MATLAB is a useful tool for exploratory data analysis, rapid algorithm prototyping, and data visualization that is widely used in science and engineering communities. Some of MATLAB’s functions, such as the FFT, are relatively fast. MATLAB uses FFTW under the hood which has separate, optimized routines for performing, for example, real-to-complex transforms faster than the more general complex-to-complex, and MATLAB is smart about figuring out what kind of data you gave it and then choosing the optimal FFTW routine. I actually tested this at one point and found a hand-written C program using FFTW was only about 15% faster than MATLAB, and that was only when I used the optimal routines.

However, more often than not MATLAB is slow.

As a dynamically-typed language, there is a lot of overhead in native MATLAB code for making sure data is of the same type, performing bounds checking, looking up names, etc. In contrast, compiled languages like C++ enforce stricter rules at compile time and can produce code that executes significantly faster. While a relative speed difference of milliseconds vs. microseconds may not be noticeable for a small script, when a problem is scaled up this becomes the difference in an hour and a few seconds. In such cases faster code is highly desireable and enhances productivity.

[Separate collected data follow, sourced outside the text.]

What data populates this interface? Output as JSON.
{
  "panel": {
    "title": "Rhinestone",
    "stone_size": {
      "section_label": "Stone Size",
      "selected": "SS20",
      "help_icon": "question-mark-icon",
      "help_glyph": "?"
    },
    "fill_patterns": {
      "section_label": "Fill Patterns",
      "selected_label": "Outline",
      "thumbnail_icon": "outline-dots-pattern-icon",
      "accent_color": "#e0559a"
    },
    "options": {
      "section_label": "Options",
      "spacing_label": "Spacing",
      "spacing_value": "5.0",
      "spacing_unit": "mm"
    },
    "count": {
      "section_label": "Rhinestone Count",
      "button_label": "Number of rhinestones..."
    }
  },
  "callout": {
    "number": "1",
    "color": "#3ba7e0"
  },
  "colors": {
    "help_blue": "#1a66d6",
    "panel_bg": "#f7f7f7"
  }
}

So, why not just prototype your algorithm in MATLAB and then port it to C++ to produce a final, fast version? You certainly can, and provided your C++ code was efficient this would be the solution with the highest performance. However, developing C++ code generally takes more time, and saving time was the whole point of wanting to make your code run faster in the first place. We want to find a nice balance between developer time and execution time. Enter MEX functions. MEX functions are a way to write C++ code that is directly accessible by MATLAB. In this way, we can prototype algorithms in MATLAB, and then leverage the power of a compiled language in small bursts to accelerate bottlenecks.

Recently, I applied this technique to accelerate MATLAB’s interp2 by factors roughly between 5-500x depending upon array sizes. In this post I will show you how I did so by writing a serial implementation of bilinear interpolation in C++, extending it to run on multiple threads, and finally how to write a MEX function to expose the code to MATLAB.

*The improvement gained here was significant enough that I also implemented linear and trilinear interpolation routines that altogether became a C++ template library called splinterp. Splinterp contains MEX functions that can be used as drop-in replacements for MATLAB’s interp1, interp2, and interp3.*

## Serial Implementation

As a demonstration, I’ll consider the case of bilinear interpolation on an input dataset that is real-valued. Linear interpolation in 1D is just a linear weighted average of the two nearest datapoints based upon the distance from each, and bilinear interpolation is just the repeated application of linear interpolation in two directions. I assume that the data is sampled on a regularly-spaced grid with integer valued positions, and from here we can interpolate any continuous (x,y) position within the array.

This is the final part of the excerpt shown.